To ask the Secretary of State for the Environment what plans he has to extend challenge funding. [29779]

Mr. Curry

We announced on 15 May the Government's decision to proceed with a pilot scheme for the allocation of local authority credit approvals through competitive bidding.

Mr. Booth

Is my hon. Friend aware that Conservative Members, at least, welcome the success of challenge funding and the principles behind it, especially as they affect inner cities? We also welcome its extension to other areas and the help that it will provide for estate action. The Opposition will never understand such success, nor could they ever achieve it, because they do not understand competition.

Mr. Curry

I have some sympathy with my hon. Friend's view. I regret that the hon. Member for Holborn and St. Pancras (Mr. Dobson) was not at the Leeds Armories 10 days ago to hear his hon. Friend the Member for Stoke—on—Trent, Central (Mr. Fisher) praising the single regeneration budget and the principle behind the Government's regeneration policies. I am afraid that the hon. Member for Holborn and St. Pancras is 15 years out of date.

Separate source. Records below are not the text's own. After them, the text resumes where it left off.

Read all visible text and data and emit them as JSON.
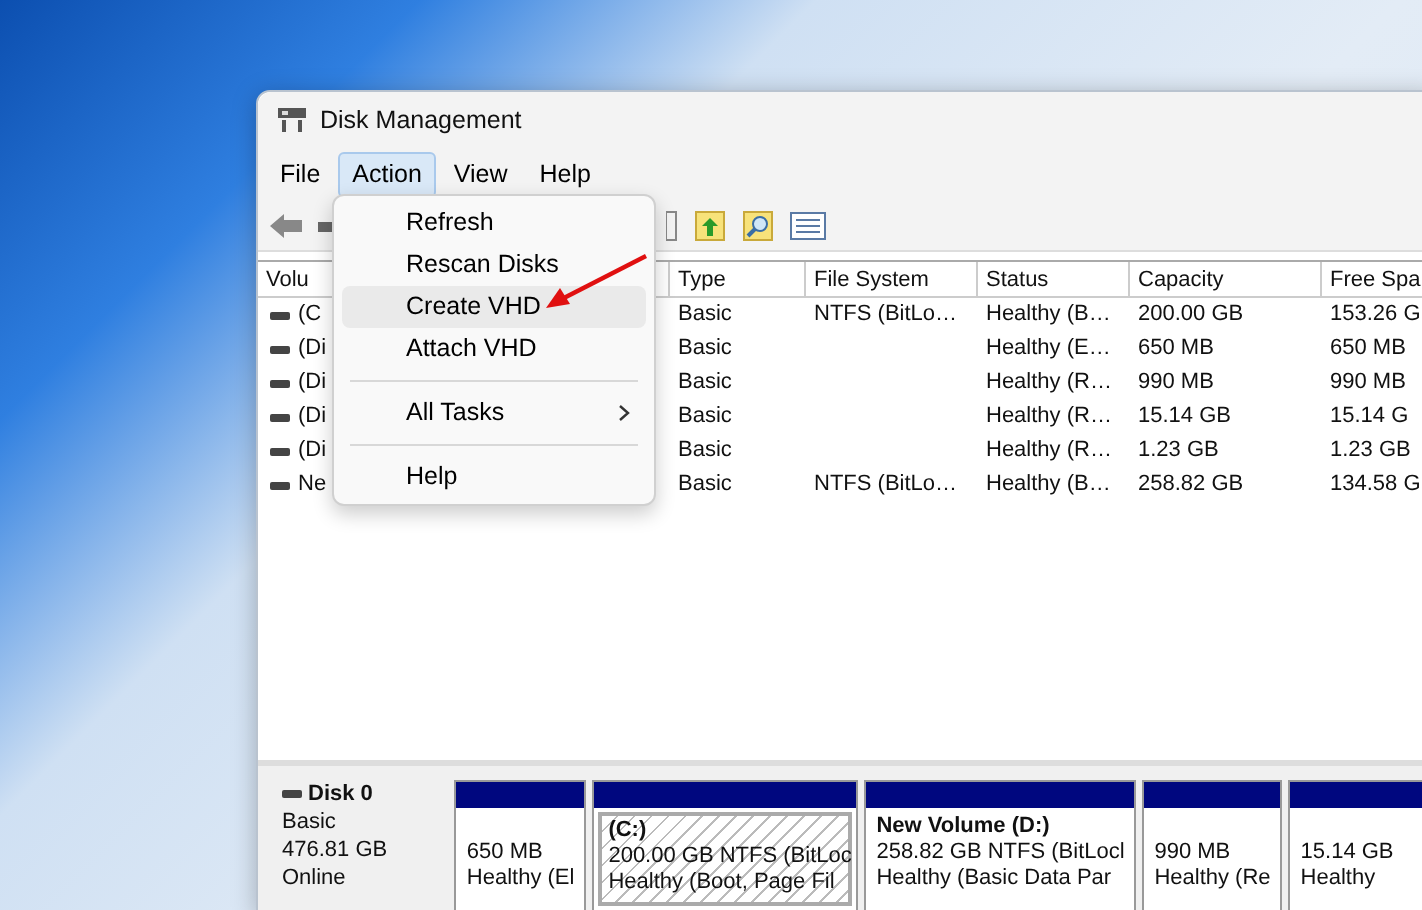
{
  "window": {
    "title": "Disk Management"
  },
  "menu_bar": [
    {
      "label": "File",
      "selected": false
    },
    {
      "label": "Action",
      "selected": true
    },
    {
      "label": "View",
      "selected": false
    },
    {
      "label": "Help",
      "selected": false
    }
  ],
  "action_menu": [
    {
      "kind": "item",
      "label": "Refresh",
      "highlighted": false
    },
    {
      "kind": "item",
      "label": "Rescan Disks",
      "highlighted": false
    },
    {
      "kind": "item",
      "label": "Create VHD",
      "highlighted": true
    },
    {
      "kind": "item",
      "label": "Attach VHD",
      "highlighted": false
    },
    {
      "kind": "separator"
    },
    {
      "kind": "submenu",
      "label": "All Tasks",
      "highlighted": false
    },
    {
      "kind": "separator"
    },
    {
      "kind": "item",
      "label": "Help",
      "highlighted": false
    }
  ],
  "volume_table": {
    "columns": [
      "Volu",
      "Type",
      "File System",
      "Status",
      "Capacity",
      "Free Spa"
    ],
    "rows": [
      [
        "(C",
        "Basic",
        "NTFS (BitLo…",
        "Healthy (B…",
        "200.00 GB",
        "153.26 G"
      ],
      [
        "(Di",
        "Basic",
        null,
        "Healthy (E…",
        "650 MB",
        "650 MB"
      ],
      [
        "(Di",
        "Basic",
        null,
        "Healthy (R…",
        "990 MB",
        "990 MB"
      ],
      [
        "(Di",
        "Basic",
        null,
        "Healthy (R…",
        "15.14 GB",
        "15.14 G"
      ],
      [
        "(Di",
        "Basic",
        null,
        "Healthy (R…",
        "1.23 GB",
        "1.23 GB"
      ],
      [
        "Ne",
        "Basic",
        "NTFS (BitLo…",
        "Healthy (B…",
        "258.82 GB",
        "134.58 G"
      ]
    ]
  },
  "disk_map": {
    "disk": {
      "name": "Disk 0",
      "type": "Basic",
      "size": "476.81 GB",
      "status": "Online"
    },
    "partitions": [
      {
        "size": "650 MB",
        "status": "Healthy (El",
        "selected": false
      },
      {
        "title": "(C:)",
        "size": "200.00 GB NTFS (BitLoc",
        "status": "Healthy (Boot, Page Fil",
        "selected": true
      },
      {
        "title": "New Volume  (D:)",
        "size": "258.82 GB NTFS (BitLocl",
        "status": "Healthy (Basic Data Par",
        "selected": false
      },
      {
        "size": "990 MB",
        "status": "Healthy (Re",
        "selected": false
      },
      {
        "size": "15.14 GB",
        "status": "Healthy",
        "selected": false
      }
    ]
  }
}
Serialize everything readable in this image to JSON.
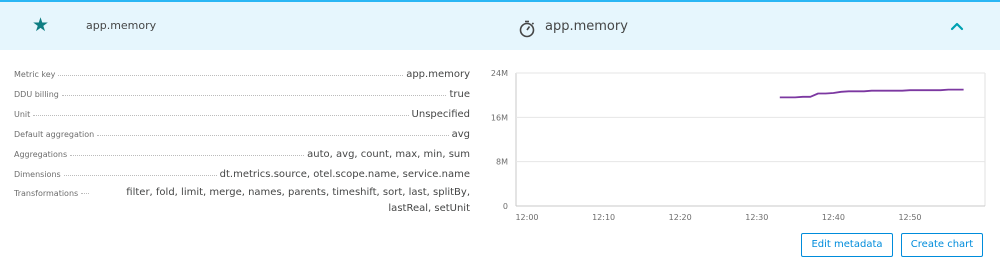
{
  "header": {
    "star_icon": "star-icon",
    "metric_name": "app.memory",
    "title": "app.memory",
    "timer_icon": "stopwatch-icon",
    "collapse_icon": "chevron-up-icon"
  },
  "properties": [
    {
      "key": "Metric key",
      "value": "app.memory"
    },
    {
      "key": "DDU billing",
      "value": "true"
    },
    {
      "key": "Unit",
      "value": "Unspecified"
    },
    {
      "key": "Default aggregation",
      "value": "avg"
    },
    {
      "key": "Aggregations",
      "value": "auto, avg, count, max, min, sum"
    },
    {
      "key": "Dimensions",
      "value": "dt.metrics.source, otel.scope.name, service.name"
    },
    {
      "key": "Transformations",
      "value": "filter, fold, limit, merge, names, parents, timeshift, sort, last, splitBy, lastReal, setUnit"
    }
  ],
  "chart_data": {
    "type": "line",
    "x_ticks": [
      "12:00",
      "12:10",
      "12:20",
      "12:30",
      "12:40",
      "12:50"
    ],
    "y_ticks": [
      "0",
      "8M",
      "16M",
      "24M"
    ],
    "ylim": [
      0,
      24
    ],
    "series": [
      {
        "color": "#7c38a1",
        "x": [
          "12:33",
          "12:34",
          "12:35",
          "12:36",
          "12:37",
          "12:38",
          "12:39",
          "12:40",
          "12:41",
          "12:42",
          "12:43",
          "12:44",
          "12:45",
          "12:46",
          "12:47",
          "12:48",
          "12:49",
          "12:50",
          "12:51",
          "12:52",
          "12:53",
          "12:54",
          "12:55",
          "12:56",
          "12:57"
        ],
        "y": [
          19.6,
          19.6,
          19.6,
          19.7,
          19.7,
          20.3,
          20.3,
          20.4,
          20.6,
          20.7,
          20.7,
          20.7,
          20.8,
          20.8,
          20.8,
          20.8,
          20.8,
          20.9,
          20.9,
          20.9,
          20.9,
          20.9,
          21.0,
          21.0,
          21.0
        ]
      }
    ]
  },
  "actions": {
    "edit_label": "Edit metadata",
    "create_label": "Create chart"
  }
}
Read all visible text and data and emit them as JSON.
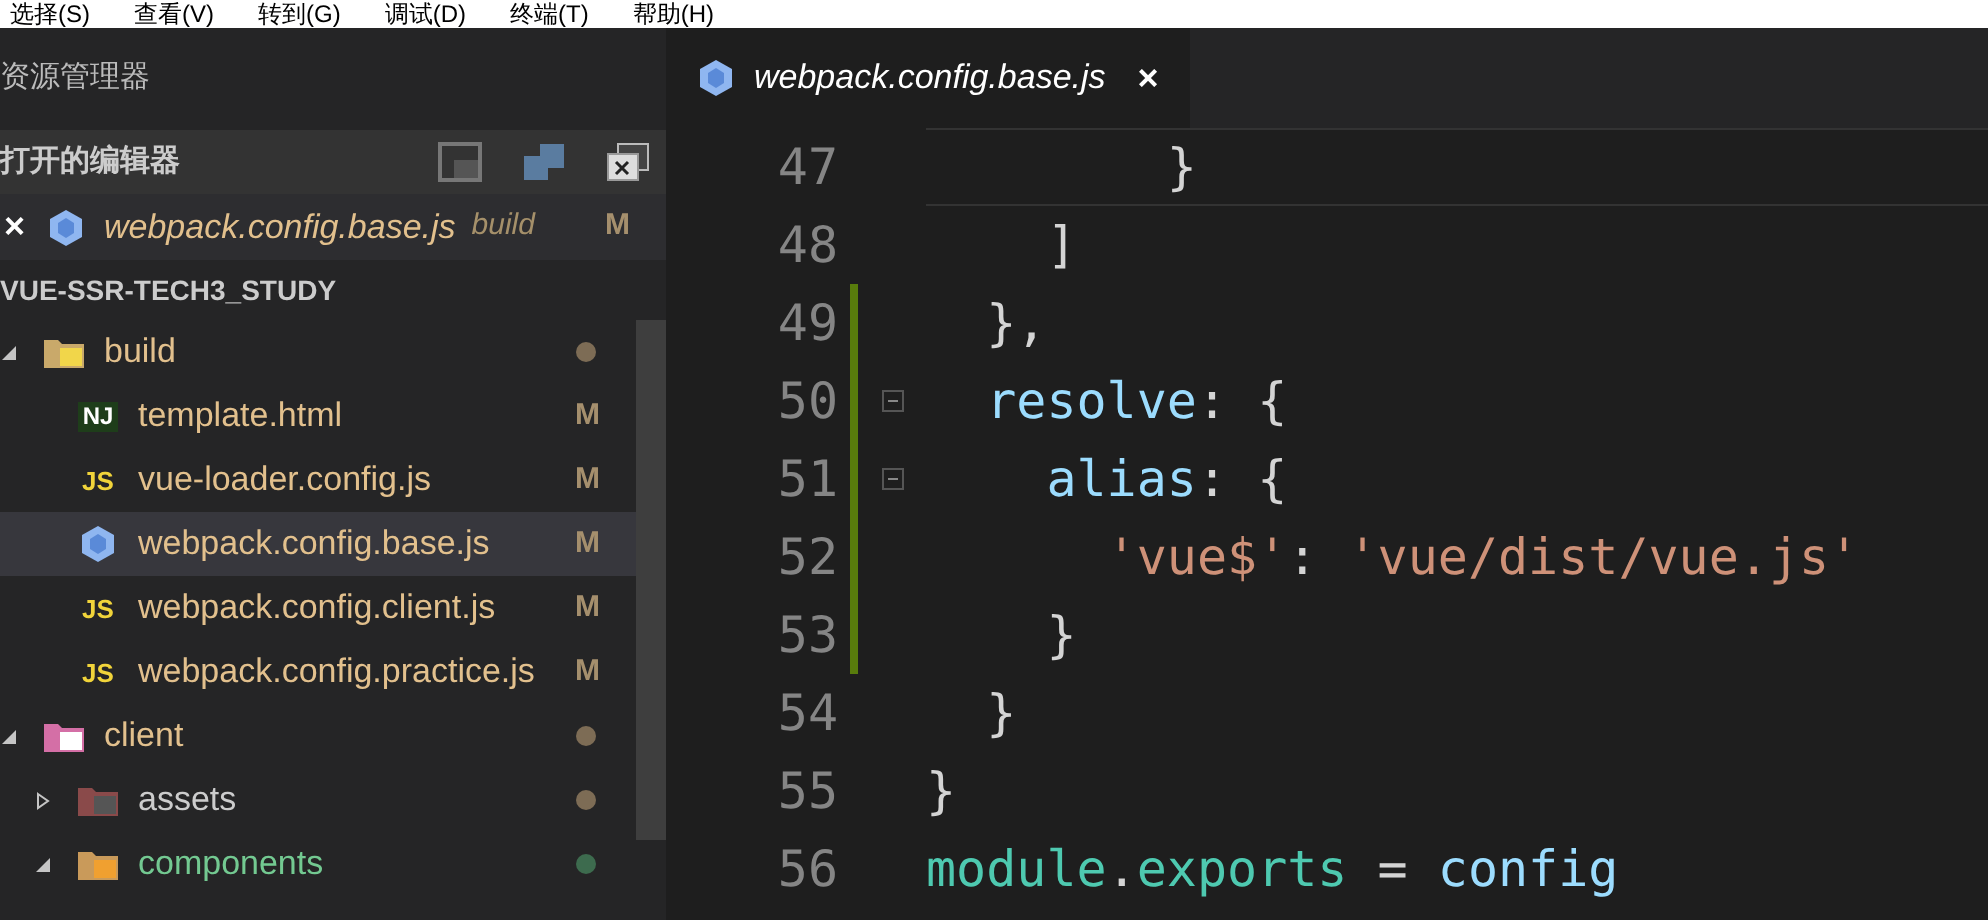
{
  "menu_bar": [
    "选择(S)",
    "查看(V)",
    "转到(G)",
    "调试(D)",
    "终端(T)",
    "帮助(H)"
  ],
  "sidebar": {
    "title": "资源管理器",
    "open_editors": {
      "title": "打开的编辑器",
      "items": [
        {
          "close": "×",
          "kind": "webpack",
          "name": "webpack.config.base.js",
          "description": "build",
          "badge": "M",
          "modified": true,
          "untracked": false
        }
      ]
    },
    "folder_title": "VUE-SSR-TECH3_STUDY",
    "tree": [
      {
        "name": "build",
        "kind": "folder-build",
        "expanded": true,
        "modified": true,
        "untracked": false,
        "color": "#7d6c55",
        "selected": false,
        "children": [
          {
            "name": "template.html",
            "kind": "nunjucks",
            "icon_label": "NJ",
            "badge": "M",
            "modified": true,
            "untracked": false,
            "selected": false
          },
          {
            "name": "vue-loader.config.js",
            "kind": "js",
            "icon_label": "JS",
            "badge": "M",
            "modified": true,
            "untracked": false,
            "selected": false
          },
          {
            "name": "webpack.config.base.js",
            "kind": "webpack",
            "badge": "M",
            "modified": true,
            "untracked": false,
            "selected": true
          },
          {
            "name": "webpack.config.client.js",
            "kind": "js",
            "icon_label": "JS",
            "badge": "M",
            "modified": true,
            "untracked": false,
            "selected": false
          },
          {
            "name": "webpack.config.practice.js",
            "kind": "js",
            "icon_label": "JS",
            "badge": "M",
            "modified": true,
            "untracked": false,
            "selected": false
          }
        ]
      },
      {
        "name": "client",
        "kind": "folder-client",
        "expanded": true,
        "modified": true,
        "untracked": false,
        "color": "#7d6c55",
        "selected": false,
        "children": [
          {
            "name": "assets",
            "kind": "folder-assets",
            "expanded": false,
            "modified": false,
            "untracked": false,
            "color": "#7d6c55",
            "selected": false
          },
          {
            "name": "components",
            "kind": "folder-components",
            "expanded": true,
            "untracked": true,
            "color": "#3d6b4e",
            "selected": false
          }
        ]
      }
    ]
  },
  "editor": {
    "tabs": [
      {
        "kind": "webpack",
        "name": "webpack.config.base.js",
        "close": "×",
        "selected": true
      }
    ],
    "lines": [
      {
        "number": "47",
        "current": true,
        "modified": false,
        "foldable": false,
        "tokens": [
          {
            "kind": "punct",
            "text": "        }"
          }
        ]
      },
      {
        "number": "48",
        "current": false,
        "modified": false,
        "foldable": false,
        "tokens": [
          {
            "kind": "punct",
            "text": "    ]"
          }
        ]
      },
      {
        "number": "49",
        "current": false,
        "modified": true,
        "foldable": false,
        "tokens": [
          {
            "kind": "punct",
            "text": "  },"
          }
        ]
      },
      {
        "number": "50",
        "current": false,
        "modified": true,
        "foldable": true,
        "tokens": [
          {
            "kind": "key",
            "text": "  resolve"
          },
          {
            "kind": "punct",
            "text": ": {"
          }
        ]
      },
      {
        "number": "51",
        "current": false,
        "modified": true,
        "foldable": true,
        "tokens": [
          {
            "kind": "key",
            "text": "    alias"
          },
          {
            "kind": "punct",
            "text": ": {"
          }
        ]
      },
      {
        "number": "52",
        "current": false,
        "modified": true,
        "foldable": false,
        "tokens": [
          {
            "kind": "string",
            "text": "      'vue$'"
          },
          {
            "kind": "punct",
            "text": ": "
          },
          {
            "kind": "string",
            "text": "'vue/dist/vue.js'"
          }
        ]
      },
      {
        "number": "53",
        "current": false,
        "modified": true,
        "foldable": false,
        "tokens": [
          {
            "kind": "punct",
            "text": "    }"
          }
        ]
      },
      {
        "number": "54",
        "current": false,
        "modified": false,
        "foldable": false,
        "tokens": [
          {
            "kind": "punct",
            "text": "  }"
          }
        ]
      },
      {
        "number": "55",
        "current": false,
        "modified": false,
        "foldable": false,
        "tokens": [
          {
            "kind": "punct",
            "text": "}"
          }
        ]
      },
      {
        "number": "56",
        "current": false,
        "modified": false,
        "foldable": false,
        "tokens": [
          {
            "kind": "module",
            "text": "module"
          },
          {
            "kind": "punct",
            "text": "."
          },
          {
            "kind": "module",
            "text": "exports"
          },
          {
            "kind": "punct",
            "text": " = "
          },
          {
            "kind": "key",
            "text": "config"
          }
        ]
      }
    ]
  }
}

It is true to say that our programmes based on competition work because they oblige people to get together, to put common programmes together and to secure additional funding—and therefore they get the best out of people and out of communities. Those are the principles to which we shall continue to adhere.

Mr. Dalyell

What is the justification for extending a system which, frankly, owes more to presentation than to substance?

Mr. Curry

The system of competitive bidding and regeneration owes everything to substance. Perhaps the hon. Gentleman would care to take a trawl around the United Kingdom—perhaps by bicycle, if he is to follow the Opposition's precepts—and call in on some of the city challenge programmes and single regeneration budget programmes. He should also look at some of the urban development corporations. He will find that Labour authorities which, five or six years ago, were hostile to their very establishment are now saying that it has been an extremely productive use of funding, that competition works and that they hope that the programmes will continue. I pay tribute to those local authorities that are now acting co-operatively, working well and creating partnerships to deliver benefits for their communities. That is because the Government started that approach and I am glad that other people are following. The hon. Gentleman will eventually follow them.